In an emergency, would you be willing to stop and help another person get to safety, even if it meant risking your own life? One man did just that, but according to him, it doesn’t make him a hero.
A tearful Catherine Ouellet says she can’t thank enough the man she calls a hero after he carried her 80-year-old aunt away from the wreckage of Air Canada Flight 624 after it crashed just after midnight Sunday.
Steve Earle reluctantly came forward Tuesday morning after his friends saw that Ouellet was using CBC to try to find him, following the crash on a runway at Halifax Stanfield International Airport. The plane slammed to the ground while trying to land in a snowstorm.

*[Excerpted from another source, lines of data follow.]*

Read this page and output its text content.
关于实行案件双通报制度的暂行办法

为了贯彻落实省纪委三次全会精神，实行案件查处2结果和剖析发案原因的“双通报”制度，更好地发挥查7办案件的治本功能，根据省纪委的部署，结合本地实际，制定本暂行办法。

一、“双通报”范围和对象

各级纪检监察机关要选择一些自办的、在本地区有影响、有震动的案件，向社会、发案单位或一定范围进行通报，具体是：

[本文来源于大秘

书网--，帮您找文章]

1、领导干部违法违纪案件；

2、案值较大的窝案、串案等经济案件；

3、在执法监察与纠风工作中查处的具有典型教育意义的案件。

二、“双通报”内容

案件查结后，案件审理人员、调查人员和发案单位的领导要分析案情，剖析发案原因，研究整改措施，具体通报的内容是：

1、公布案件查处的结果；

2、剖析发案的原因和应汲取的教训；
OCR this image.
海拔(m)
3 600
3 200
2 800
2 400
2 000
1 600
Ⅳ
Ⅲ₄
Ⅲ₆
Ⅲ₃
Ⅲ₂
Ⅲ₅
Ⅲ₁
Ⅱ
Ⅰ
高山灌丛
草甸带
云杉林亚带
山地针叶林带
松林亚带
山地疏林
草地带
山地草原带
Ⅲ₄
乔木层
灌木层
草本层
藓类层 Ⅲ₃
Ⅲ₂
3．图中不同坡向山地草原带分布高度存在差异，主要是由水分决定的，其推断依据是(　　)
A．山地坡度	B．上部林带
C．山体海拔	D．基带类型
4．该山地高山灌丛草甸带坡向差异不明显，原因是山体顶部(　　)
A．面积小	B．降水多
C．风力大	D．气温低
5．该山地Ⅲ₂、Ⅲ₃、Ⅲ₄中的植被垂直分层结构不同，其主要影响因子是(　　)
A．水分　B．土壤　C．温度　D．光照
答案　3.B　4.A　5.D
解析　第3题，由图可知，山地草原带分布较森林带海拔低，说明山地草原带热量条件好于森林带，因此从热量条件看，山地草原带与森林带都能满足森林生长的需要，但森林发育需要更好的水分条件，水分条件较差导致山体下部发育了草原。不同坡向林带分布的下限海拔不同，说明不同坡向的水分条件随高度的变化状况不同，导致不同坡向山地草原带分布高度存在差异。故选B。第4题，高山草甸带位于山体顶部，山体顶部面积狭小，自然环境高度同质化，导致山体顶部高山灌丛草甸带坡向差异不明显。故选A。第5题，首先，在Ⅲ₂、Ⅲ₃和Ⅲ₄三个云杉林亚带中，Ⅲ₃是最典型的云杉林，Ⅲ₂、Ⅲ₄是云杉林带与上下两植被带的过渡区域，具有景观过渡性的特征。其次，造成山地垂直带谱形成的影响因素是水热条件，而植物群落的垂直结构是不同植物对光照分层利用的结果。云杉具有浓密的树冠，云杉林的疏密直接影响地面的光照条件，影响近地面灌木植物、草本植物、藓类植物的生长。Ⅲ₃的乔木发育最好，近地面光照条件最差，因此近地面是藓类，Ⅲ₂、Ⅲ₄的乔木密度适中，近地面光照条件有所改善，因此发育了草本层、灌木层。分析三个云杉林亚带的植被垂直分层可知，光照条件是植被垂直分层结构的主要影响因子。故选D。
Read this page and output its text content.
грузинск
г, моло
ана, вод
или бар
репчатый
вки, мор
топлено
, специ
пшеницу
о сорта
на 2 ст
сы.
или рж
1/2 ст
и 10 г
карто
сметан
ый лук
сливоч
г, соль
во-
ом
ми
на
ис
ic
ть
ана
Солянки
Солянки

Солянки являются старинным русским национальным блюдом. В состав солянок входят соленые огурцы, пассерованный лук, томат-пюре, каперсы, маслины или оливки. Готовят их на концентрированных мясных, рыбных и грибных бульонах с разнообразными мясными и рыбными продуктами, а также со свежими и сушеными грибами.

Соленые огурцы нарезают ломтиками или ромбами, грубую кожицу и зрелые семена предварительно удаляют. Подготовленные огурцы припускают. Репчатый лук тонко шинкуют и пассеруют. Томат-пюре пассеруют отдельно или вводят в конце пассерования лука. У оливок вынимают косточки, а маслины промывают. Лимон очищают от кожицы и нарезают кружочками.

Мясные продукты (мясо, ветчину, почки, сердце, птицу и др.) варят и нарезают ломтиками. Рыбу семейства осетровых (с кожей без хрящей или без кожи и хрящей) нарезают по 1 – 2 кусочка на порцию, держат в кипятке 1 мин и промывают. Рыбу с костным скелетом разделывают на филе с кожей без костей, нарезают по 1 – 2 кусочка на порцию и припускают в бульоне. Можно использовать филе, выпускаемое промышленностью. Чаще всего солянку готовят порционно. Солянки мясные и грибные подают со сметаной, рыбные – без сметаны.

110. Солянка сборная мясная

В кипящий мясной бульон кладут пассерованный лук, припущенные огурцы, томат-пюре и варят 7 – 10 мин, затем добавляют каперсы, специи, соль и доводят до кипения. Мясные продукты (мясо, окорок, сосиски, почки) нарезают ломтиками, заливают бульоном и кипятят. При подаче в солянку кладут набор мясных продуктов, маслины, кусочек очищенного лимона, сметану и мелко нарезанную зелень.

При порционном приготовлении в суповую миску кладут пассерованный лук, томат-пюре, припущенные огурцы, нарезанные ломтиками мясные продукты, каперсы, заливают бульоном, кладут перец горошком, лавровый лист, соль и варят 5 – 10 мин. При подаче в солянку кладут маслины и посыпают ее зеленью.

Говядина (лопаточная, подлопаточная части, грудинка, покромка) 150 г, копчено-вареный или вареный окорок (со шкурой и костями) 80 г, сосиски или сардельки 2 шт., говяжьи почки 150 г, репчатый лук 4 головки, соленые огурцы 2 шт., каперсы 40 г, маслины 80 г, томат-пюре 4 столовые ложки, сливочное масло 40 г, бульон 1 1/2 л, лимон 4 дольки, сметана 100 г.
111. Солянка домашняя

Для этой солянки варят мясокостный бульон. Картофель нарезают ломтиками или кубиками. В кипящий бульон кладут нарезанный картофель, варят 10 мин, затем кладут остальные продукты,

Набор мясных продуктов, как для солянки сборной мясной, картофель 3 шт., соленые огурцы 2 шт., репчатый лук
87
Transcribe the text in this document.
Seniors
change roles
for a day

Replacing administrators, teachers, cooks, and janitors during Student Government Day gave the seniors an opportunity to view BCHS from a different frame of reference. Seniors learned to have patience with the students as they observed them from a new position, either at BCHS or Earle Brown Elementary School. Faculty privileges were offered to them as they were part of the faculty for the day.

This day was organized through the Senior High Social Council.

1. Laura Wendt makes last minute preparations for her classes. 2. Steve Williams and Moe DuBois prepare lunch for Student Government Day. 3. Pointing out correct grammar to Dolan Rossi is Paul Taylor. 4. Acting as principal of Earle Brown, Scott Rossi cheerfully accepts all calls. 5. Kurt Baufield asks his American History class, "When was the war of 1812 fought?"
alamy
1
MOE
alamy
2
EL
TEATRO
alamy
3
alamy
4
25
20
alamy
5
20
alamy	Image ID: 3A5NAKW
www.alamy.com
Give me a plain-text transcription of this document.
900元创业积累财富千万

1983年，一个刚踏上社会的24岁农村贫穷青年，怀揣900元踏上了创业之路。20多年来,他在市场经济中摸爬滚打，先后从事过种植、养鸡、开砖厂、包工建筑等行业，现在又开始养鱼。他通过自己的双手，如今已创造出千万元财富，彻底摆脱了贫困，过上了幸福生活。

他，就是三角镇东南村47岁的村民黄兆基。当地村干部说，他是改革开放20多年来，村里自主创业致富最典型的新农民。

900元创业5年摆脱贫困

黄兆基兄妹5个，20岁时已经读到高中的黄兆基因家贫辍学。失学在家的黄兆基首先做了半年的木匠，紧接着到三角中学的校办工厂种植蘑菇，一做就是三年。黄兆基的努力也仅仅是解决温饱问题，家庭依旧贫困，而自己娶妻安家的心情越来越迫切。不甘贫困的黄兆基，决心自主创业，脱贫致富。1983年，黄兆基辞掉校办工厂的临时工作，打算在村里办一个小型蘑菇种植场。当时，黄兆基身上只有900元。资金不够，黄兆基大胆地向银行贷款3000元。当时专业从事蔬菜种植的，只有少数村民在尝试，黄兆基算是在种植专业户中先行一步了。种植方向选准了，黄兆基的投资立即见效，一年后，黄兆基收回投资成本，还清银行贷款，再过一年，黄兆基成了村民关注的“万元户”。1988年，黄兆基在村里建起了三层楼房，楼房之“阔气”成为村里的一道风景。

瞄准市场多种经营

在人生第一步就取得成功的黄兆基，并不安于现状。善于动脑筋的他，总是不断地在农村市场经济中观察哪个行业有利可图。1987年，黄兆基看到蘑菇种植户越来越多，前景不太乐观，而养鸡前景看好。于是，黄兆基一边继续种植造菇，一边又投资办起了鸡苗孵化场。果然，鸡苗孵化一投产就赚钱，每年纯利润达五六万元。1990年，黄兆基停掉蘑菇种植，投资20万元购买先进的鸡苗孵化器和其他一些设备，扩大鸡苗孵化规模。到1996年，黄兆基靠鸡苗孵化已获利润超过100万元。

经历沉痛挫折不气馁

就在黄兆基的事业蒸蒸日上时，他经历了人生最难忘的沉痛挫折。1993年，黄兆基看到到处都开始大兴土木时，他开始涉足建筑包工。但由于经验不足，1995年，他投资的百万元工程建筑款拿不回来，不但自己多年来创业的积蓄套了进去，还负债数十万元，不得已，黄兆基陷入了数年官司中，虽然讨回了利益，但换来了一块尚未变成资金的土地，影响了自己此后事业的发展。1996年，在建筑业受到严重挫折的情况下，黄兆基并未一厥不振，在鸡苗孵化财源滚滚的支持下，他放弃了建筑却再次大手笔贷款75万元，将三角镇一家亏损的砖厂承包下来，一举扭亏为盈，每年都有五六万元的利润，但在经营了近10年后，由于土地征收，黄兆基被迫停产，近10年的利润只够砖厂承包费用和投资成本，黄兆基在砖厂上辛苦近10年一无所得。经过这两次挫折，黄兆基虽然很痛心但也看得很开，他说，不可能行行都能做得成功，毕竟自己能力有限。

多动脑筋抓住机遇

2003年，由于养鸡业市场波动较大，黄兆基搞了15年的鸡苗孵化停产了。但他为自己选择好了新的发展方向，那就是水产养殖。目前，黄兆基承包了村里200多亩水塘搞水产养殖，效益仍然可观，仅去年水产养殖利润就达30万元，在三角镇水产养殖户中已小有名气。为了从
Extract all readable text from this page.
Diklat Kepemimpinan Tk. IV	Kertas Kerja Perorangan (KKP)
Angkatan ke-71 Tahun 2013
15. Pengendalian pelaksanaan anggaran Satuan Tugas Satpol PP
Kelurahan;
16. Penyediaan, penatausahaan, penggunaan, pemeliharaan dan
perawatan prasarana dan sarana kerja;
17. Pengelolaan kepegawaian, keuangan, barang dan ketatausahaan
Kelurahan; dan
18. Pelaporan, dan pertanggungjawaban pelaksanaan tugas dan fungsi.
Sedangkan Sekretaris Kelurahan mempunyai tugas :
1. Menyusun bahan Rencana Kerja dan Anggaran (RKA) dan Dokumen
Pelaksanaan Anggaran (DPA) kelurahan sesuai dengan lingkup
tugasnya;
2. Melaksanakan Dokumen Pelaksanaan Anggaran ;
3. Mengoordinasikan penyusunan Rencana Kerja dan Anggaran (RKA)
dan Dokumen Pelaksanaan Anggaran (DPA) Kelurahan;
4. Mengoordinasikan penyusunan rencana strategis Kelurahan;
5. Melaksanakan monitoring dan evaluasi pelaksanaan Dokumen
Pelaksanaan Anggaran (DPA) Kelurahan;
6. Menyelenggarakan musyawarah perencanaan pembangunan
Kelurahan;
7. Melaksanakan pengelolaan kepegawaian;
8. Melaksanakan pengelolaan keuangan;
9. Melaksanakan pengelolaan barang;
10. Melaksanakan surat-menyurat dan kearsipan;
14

In the minutes after the crash, Ruth Macumber struggled to get down the emergency exit and away from the plane. She uses a walker, and without it found it hard to walk.
Earle, who was sitting in the same row as Macumber and Ouellet, stepped up to help.
“It’s not heroism, it’s being human,” Earle said. “I just happened to be the guy that was there. I just happened to be the guy sitting in that row. That’s all.”
The real heroes of the world are the people like this man, who quietly do what needs to be done without needing a lot of attention and fanfare. He may not believe that anyone would do what he did, but it’s sadly not true, and that’s why what he did is resonating with so many people.